Critique : Angel-A

Ilan Ferry | 22 décembre 2007
Ilan Ferry | 22 décembre 2007

Notre métier réserve parfois bien des surprises. Tourné dans le plus grand secret, Angel-A n'a été montré qu'à un cercle très restreint de journalistes et représente l'un des derniers événements cinématographiques de cette fin d'année à coté duquel Écran Large ne pouvait décemment pas passer. C'est donc tout naturellement que l'auteur de ces lignes s'est porté volontaire pour voir le dernier bébé de Besson dans une salle et à un horaire aléatoire. Mais le hasard faisant bien les choses c'est à la séance présentée par Besson himself (confirmant ainsi sa volonté des plus louables de toucher avant tout les spectateurs), accompagné de Jamel Debbouze et la magnifique Rie Rasmussen, que votre serviteur a assisté.. Finalement, le réalisateur aura bel et bien pris rendez-vous avec la presse… à son insu !

Que dire de ce Angel –A dernier film réalisé par Luc Besson depuis le mitigé Jeanne d'Arc ? Levons tout d'abord le voile sur l'histoire du film jusqu'ici tenu secrète : André (Jamel Debbouze) est au bout du rouleau, ayant emprunté de fortes sommes aux mauvaises personnes il doit impérativement s'acquitter de ses dettes sous peine d'être tué.

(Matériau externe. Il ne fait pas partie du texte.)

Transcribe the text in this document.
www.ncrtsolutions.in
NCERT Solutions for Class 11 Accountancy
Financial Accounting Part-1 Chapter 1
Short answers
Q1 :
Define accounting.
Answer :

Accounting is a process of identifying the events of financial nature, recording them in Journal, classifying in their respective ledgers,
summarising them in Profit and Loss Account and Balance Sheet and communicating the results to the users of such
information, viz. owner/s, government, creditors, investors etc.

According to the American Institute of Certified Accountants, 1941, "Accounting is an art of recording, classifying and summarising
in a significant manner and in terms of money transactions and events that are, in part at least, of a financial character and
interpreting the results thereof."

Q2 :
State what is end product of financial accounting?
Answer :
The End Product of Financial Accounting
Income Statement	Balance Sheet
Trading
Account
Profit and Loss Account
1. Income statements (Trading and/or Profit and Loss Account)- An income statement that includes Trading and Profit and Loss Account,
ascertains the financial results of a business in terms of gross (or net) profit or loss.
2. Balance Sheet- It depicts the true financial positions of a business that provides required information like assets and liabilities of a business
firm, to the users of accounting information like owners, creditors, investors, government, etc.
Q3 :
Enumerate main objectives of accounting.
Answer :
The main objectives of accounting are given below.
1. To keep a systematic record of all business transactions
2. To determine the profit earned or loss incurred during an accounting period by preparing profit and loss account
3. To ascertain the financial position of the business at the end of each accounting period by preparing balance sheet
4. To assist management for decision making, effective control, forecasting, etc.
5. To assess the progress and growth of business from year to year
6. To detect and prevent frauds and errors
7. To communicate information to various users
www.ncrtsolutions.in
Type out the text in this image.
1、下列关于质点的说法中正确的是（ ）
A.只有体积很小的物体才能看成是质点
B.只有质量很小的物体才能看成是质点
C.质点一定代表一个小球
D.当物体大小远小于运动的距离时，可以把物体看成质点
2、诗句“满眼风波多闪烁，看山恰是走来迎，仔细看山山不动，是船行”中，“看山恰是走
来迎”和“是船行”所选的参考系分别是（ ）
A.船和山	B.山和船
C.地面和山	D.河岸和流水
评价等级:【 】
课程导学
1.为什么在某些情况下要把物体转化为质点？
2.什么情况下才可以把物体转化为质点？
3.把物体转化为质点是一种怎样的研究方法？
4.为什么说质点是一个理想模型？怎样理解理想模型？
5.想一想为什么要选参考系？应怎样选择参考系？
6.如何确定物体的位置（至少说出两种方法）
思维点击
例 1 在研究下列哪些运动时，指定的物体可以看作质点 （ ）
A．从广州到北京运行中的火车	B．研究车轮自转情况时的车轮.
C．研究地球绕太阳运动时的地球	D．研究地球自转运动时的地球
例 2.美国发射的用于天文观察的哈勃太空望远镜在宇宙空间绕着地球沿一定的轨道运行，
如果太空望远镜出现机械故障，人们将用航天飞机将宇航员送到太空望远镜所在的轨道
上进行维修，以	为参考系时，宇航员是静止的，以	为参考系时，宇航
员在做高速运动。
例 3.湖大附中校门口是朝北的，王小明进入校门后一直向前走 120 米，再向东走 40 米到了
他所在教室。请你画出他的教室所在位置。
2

Sans argent ni papiers il croit trouver un échappatoire en se jetant d'un pont, mais c'est à ce moment fatidique qu'il rencontre Angela (Rie Rasmussen), une superbe jeune femme qui va bouleverser sa vie. En l'état, le neuvième film du papa de Nikita ne semble pas bien original (le cinéma, par définition, se nourrit de ces petites rencontres qui changent la vie). Cependant ce n'est pas tant le canevas scénaristique de la rencontre homme / femme qui prête à controverse mais bel et bien la ressemblance frappante avec Les Ailes du désir de Wim Wenders auquel Besson emprunte beaucoup tant au niveau de l'esthétique (le parcours du personnage principal dans une ville symbolique – Paris – filmée en noir et blanc) que des retournements scénaristiques. Un point qui pourrait gêner nombre de cinéphiles tant ce parti pris artistique ne semble pas fortuit.

Dans le fond comme dans la forme, le film s'apparente en effet davantage à un exercice de style, Besson se permettant même de concrétiser le fantasme de tout étudiant en cinéma un peu trop zélé connaissant sur le bout des doigts son petit Godard et Wenders illustré, en filmant l'errance d'un personnage seul dans Paris la nuit sur fond de rock mélancolique et en noir et blanc s'il vous plait. De fait, bien que visuellement abouti, le film n'en demeure pas moins pétri de petits défauts qui, s'ils n'entâchent pas vraiment la qualité de l'ensemble, risquent d'agacer les spectateurs les plus exigeants. Ainsi, il est difficile de faire l'impasse sur Paris, soi disant vendue comme le troisième personnage du film et pourtant tristement exploitée. Le réalisateur se contentant de filmer la capitale de manière totalement anecdotique, privilégiant une esthétique carte postale par le biais d'images vues mille fois (La tour Eiffel, le Sacré Cœur…) que le noir et blanc n'arrive même pas à sublimer si bien qu'on se demande si Besson s'est vraiment remis de son film de commande pour les J.O. ! Autre point faible Angel-A : la subtilité du réalisateur est semblable à celle d'un troupeau d'éléphants puisque le long-métrage oscille constamment entre film d'auteur où Besson semble sincèrement vouloir revenir à ses premiers amours période Dernier Combat et comédie romantique hollywoodienne qui voit l'amour naissant entre deux éléments antagonistes. Un constat que ne fait que confirmer un dernier quart d'heure raté versant inutilement dans le pathos et l'excès.

Cependant et malgré ses défauts intrinsèques, Angel-A possède un certain nombre de qualités qui viennent renforcer le capital sympathie de l'ensemble. À commencer par des situations souvent drôles et des dialogues qui font mouche. Le film tout entier est porté par son duo d'acteurs : Jamel Debbouze, tout simplement parfait dans ce rôle à contre emploi de loser magnifique, démontre de véritables talents d'acteur alternant aussi bien dans le registre comique doux amer que dramatique. Véritable révélation du film, Ria Rasmussen et son air très Milla Jovovich, irradie chaque plan de sa beauté quasi angélique et affirme une véritable présence à l'écran. Ajoutez à cela une galerie (restreinte) de personnages truculents, quelques beaux moments de poésie visuelle et vous obtenez l'un des films les plus défendables de Luc Besson.